Speicherproblem: Wie die Energiewende politisch ausgebremst wird

Dass sich die Energiewende ohne Speicher für Wind- und Solarstrom schlecht umsetzen lässt, ist kaum noch umstritten. Was fehlt, ist der politische Wille zur Lösung

Die teilweise geäußerte Hoffnung, die Netzstabilität in Deutschland mithilfe der überkommenen zentralen thermischen Großkraftwerke in die Zukunft zu retten, schwindet sowohl im Falle von Stein- oder Braunkohle oder Kernenergie als auch beim inzwischen verstärkt aus außenpolitischen Gründen unter Druck kommenden Erdgas.

Auch die existierende Infrastruktur mit Pumpspeicherkraftwerken ist als Speicher für Erneuerbare Energie kaum geeignet, weil die damals mehrheitlich als Minutenreserve für große Kraftwerksblöcke ausgelegt wurden und nicht zu den mit der Energiewende etablierten dezentralen Einspeisungen passen. Denn diese Einspeisung erfolgt vielfach dezentral in die Verteilnetze. Daher sollten auch die Speicher dezentral in den Verteilnetzen angeordnet sein.

Der für die Umsetzung der Energiewende dringend benötigte Speicherausbau kommt in Deutschland jedoch kaum vom Fleck. Wo liegen die Ursachen für dieses Dilemma?

Die benötigte Speichertechnik ist heute verfügbar. Das betrifft nicht nur die Fertigungskapazitäten für elektro-chemische Akkumulatoren, wie sie für die E-Mobilität benötigt werden, sondern auch Techniken, die sich vorwiegend für den stationären Einsatz eignen.

Welche Speichertechniken sind heute verfügbar?

Man kann hier unterscheiden zwischen elektrischen, elektro-chemischen, mechanischen und chemischen Energiespeichern. Bei den elektrischen Speichern handelt es sich zumeist um Kurzzeitspeicher wie Kondensatoren und supraleitende magnetische Energiespeicher.

Die bekanntesten elektro-chemischen Speicher sind Bleiakkus, wie sie als Starterbatterien, Staplerbatterien und aus stationären unterbrechungsfreien Stromversorgungen bekannt sind.
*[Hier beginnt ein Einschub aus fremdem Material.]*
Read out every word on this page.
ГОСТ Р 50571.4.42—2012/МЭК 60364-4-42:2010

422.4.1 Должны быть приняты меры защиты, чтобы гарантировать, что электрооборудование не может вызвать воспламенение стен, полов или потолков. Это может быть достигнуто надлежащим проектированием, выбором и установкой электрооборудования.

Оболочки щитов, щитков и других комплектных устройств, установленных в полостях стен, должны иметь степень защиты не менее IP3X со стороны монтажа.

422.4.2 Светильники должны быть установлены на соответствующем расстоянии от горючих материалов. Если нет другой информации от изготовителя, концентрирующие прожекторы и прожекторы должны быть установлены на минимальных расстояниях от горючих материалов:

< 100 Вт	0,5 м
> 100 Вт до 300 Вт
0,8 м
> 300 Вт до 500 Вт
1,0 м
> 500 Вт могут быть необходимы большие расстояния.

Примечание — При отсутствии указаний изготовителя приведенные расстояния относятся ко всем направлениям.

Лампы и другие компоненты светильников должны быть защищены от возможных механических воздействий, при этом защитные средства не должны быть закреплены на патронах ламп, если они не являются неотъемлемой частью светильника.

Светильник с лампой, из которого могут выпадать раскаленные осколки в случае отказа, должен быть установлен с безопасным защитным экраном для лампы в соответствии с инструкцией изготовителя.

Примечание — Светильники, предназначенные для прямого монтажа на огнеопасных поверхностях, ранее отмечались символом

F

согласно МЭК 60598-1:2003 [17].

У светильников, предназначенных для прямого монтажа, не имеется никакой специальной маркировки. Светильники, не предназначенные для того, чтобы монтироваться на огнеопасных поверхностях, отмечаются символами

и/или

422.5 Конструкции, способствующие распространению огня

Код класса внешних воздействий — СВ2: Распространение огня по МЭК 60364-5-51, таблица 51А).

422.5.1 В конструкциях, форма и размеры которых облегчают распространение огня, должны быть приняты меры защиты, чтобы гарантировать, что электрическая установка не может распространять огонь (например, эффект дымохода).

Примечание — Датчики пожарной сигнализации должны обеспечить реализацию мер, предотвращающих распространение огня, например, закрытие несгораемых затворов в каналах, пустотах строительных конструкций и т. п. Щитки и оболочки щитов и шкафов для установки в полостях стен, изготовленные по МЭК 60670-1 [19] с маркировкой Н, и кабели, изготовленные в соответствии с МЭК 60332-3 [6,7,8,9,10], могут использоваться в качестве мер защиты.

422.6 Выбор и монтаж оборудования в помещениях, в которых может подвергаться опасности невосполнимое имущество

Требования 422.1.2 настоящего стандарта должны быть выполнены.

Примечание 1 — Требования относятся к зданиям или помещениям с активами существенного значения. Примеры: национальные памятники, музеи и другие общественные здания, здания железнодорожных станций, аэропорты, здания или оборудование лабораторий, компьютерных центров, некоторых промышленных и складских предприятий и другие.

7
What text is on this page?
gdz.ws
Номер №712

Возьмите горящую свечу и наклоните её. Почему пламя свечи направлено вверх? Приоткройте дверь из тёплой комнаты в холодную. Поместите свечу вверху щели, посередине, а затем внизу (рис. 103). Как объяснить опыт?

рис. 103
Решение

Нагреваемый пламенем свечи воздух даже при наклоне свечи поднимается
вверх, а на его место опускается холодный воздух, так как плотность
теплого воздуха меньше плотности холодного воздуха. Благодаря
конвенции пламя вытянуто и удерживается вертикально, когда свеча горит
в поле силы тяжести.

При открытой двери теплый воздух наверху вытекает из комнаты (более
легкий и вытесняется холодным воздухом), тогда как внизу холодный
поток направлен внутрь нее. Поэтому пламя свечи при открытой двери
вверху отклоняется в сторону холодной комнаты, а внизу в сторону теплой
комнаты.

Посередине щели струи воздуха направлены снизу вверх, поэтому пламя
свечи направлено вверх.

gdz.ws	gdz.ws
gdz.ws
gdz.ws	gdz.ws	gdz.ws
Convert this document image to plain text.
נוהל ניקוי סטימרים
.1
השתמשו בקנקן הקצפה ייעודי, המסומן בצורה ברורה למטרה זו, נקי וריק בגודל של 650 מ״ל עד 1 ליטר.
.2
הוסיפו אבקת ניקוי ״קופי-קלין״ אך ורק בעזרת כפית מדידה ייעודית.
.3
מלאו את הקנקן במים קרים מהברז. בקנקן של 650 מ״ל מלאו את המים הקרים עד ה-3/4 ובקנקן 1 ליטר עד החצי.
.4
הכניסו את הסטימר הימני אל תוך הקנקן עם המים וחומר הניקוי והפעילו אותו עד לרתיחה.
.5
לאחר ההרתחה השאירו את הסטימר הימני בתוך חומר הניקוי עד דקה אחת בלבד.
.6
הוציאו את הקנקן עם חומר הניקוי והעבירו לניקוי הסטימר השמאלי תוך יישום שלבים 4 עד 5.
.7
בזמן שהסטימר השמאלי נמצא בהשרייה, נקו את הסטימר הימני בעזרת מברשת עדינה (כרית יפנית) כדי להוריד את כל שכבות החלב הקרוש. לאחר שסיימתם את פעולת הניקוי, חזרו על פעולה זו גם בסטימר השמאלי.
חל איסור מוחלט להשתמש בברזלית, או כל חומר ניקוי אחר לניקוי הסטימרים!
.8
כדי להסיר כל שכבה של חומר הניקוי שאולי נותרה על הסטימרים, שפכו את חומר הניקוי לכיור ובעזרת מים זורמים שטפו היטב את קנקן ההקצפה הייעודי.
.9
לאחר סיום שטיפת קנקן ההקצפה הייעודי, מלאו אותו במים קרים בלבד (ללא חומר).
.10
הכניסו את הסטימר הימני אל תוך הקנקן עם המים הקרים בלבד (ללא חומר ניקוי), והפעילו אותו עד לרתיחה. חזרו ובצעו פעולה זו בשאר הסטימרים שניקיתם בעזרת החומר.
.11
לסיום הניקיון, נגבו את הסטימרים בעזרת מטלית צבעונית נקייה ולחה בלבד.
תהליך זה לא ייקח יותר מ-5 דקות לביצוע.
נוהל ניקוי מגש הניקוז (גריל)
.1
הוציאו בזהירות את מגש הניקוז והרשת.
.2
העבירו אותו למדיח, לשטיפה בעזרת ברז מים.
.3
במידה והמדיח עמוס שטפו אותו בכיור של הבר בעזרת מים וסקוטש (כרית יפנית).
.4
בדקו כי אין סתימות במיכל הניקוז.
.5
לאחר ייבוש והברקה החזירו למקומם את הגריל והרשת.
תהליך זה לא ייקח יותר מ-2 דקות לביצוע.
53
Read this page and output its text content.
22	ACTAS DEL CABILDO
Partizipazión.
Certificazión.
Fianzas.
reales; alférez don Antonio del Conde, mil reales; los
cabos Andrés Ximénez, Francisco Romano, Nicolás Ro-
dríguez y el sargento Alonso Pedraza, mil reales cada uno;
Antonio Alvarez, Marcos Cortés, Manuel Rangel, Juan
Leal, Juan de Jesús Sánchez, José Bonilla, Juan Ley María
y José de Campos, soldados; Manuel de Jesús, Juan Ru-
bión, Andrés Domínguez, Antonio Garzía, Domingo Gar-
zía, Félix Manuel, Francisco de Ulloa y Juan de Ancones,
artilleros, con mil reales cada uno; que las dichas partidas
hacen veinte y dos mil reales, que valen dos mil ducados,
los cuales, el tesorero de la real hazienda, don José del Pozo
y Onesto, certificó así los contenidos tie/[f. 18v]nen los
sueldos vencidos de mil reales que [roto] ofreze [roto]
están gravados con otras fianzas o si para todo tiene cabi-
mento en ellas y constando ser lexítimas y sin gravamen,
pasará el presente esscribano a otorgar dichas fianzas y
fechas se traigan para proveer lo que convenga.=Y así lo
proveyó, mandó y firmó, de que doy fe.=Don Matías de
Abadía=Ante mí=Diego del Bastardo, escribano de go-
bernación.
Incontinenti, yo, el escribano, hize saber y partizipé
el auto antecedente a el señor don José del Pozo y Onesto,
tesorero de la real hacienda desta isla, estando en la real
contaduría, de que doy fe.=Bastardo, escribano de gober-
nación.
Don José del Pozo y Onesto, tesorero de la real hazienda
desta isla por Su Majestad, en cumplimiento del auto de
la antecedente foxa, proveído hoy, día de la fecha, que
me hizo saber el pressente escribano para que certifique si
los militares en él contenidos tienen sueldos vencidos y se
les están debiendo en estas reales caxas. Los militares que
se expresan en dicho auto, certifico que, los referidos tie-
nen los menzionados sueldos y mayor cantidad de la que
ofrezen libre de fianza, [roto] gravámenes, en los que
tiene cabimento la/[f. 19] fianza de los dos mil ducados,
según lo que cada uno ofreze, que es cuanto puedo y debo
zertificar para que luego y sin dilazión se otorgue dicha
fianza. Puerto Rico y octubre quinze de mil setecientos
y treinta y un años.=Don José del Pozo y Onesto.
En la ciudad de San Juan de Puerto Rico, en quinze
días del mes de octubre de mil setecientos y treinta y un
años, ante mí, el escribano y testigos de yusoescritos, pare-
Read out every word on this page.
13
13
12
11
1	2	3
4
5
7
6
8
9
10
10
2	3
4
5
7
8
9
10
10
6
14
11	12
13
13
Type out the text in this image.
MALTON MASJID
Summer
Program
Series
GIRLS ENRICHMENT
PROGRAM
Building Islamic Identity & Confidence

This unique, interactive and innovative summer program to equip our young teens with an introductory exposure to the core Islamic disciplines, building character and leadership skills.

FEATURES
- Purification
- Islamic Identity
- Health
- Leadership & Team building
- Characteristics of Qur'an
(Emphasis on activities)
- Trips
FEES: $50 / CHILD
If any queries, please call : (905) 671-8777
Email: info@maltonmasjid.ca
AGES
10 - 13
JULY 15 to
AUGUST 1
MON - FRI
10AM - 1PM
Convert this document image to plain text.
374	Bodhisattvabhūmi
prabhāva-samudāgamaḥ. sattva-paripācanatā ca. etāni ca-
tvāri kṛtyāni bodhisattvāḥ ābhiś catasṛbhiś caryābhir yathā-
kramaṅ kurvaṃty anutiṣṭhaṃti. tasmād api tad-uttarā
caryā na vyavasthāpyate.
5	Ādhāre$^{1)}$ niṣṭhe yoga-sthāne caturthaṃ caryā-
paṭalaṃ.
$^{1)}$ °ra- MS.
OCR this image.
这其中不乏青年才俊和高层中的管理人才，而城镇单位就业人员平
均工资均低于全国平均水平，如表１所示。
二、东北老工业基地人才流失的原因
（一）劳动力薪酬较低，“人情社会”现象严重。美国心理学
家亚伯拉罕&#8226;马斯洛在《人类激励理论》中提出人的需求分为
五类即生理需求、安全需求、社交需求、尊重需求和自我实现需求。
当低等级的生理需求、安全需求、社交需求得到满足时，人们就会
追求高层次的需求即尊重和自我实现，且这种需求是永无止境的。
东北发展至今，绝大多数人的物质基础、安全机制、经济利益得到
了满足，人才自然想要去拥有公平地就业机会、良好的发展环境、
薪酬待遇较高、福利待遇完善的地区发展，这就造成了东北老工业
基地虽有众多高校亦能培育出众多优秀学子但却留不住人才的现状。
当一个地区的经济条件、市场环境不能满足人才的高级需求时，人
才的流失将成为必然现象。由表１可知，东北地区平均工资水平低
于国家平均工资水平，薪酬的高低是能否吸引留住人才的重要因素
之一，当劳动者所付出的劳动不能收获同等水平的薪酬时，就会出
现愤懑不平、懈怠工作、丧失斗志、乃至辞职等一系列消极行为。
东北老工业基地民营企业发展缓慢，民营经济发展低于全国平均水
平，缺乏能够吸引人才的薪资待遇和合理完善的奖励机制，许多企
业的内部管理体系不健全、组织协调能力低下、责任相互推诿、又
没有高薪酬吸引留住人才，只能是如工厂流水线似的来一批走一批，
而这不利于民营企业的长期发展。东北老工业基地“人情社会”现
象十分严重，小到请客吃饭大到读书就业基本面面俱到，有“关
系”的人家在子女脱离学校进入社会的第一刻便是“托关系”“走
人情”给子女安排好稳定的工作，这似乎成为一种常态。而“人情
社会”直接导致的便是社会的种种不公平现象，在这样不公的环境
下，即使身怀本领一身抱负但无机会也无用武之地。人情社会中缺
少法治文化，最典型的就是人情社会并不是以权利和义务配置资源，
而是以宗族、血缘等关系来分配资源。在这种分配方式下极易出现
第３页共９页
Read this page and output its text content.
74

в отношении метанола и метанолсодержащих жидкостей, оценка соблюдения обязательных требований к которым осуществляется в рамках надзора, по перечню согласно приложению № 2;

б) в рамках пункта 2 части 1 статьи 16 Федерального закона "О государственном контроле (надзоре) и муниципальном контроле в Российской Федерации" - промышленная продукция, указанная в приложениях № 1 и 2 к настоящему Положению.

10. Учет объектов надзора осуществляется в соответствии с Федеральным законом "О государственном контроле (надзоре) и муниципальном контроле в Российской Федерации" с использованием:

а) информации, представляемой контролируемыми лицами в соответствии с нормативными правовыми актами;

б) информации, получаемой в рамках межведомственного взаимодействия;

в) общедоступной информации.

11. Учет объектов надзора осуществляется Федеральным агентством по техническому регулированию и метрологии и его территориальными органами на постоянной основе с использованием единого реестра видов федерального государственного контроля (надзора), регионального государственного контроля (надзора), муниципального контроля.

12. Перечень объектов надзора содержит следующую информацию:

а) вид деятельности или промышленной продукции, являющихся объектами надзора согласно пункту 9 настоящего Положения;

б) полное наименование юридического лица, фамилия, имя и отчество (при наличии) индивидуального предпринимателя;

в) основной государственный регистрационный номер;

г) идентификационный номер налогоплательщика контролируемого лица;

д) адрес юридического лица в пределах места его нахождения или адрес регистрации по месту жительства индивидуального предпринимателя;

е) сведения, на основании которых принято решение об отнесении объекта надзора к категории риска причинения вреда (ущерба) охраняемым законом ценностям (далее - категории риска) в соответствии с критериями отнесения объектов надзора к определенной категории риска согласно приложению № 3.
Lithium-Ionen-Baterien nutzen heute alle Smartphones, Tablets und Notebooks sowie alle E-Mobile. Akkus aus/für E-Mobile werden auch in stationären Speichern genutzt.

In Bayern gab es auch die Idee, derartiges Akkus nach Ablauf ihres Lebens im Fahrzeug im Keller der Nutzer als stationären Speicher einzusetzen.

Flow-Batterien sind als stationäre Energiespeicher schon länger verfügbar, konnten sich jedoch in der Praxis noch nicht in größeren Stückzahlen durchsetzen. Das hat jedoch weniger technische als wirtschaftliche und da in erster Linie politische Ursachen. Natrium-Schwefel-Akkus kommen ohne Lithium und ohne Kobalt aus.

Bei den mechanischen Speichern sind die Pumpspeicher die bekanntesten. Die benötigen allerdings eine entsprechende Topologie und stoßen in der öffentlichen Meinung immer wieder auf Widerstand und sind für dezentrale Einspeisung ins Verteilnetz meist überdimensioniert. Ein weiteres Problem ist auch bei Pumspeicherwerken die Wirtschaftlichkeit, die jedoch in erster Linie am fehlenden politischen Willen oder vielleicht sogar am fehlenden technischen Verständnis in der Politik beruht.

Neben Druckluftspeichern und Flüssigluftspeichern kommen auch Schwungradspeicher vorwiegend in der unterbrechungsfreien Notstromversorgung zum Einsatz. An der TU Dresden ist derzeit ein deutlich größeren Schwungradspeicher in der Entwicklung.

Bei chemischen Energiespeichern handelt es sich um Power-to-Gas/Gas-to-Power-Systeme, die zwar einen im Vergleich niedrigeren Gesamtwirkungsgrad haben, jedoch den Vorteil der verlustfreien Langzeitspeicherung.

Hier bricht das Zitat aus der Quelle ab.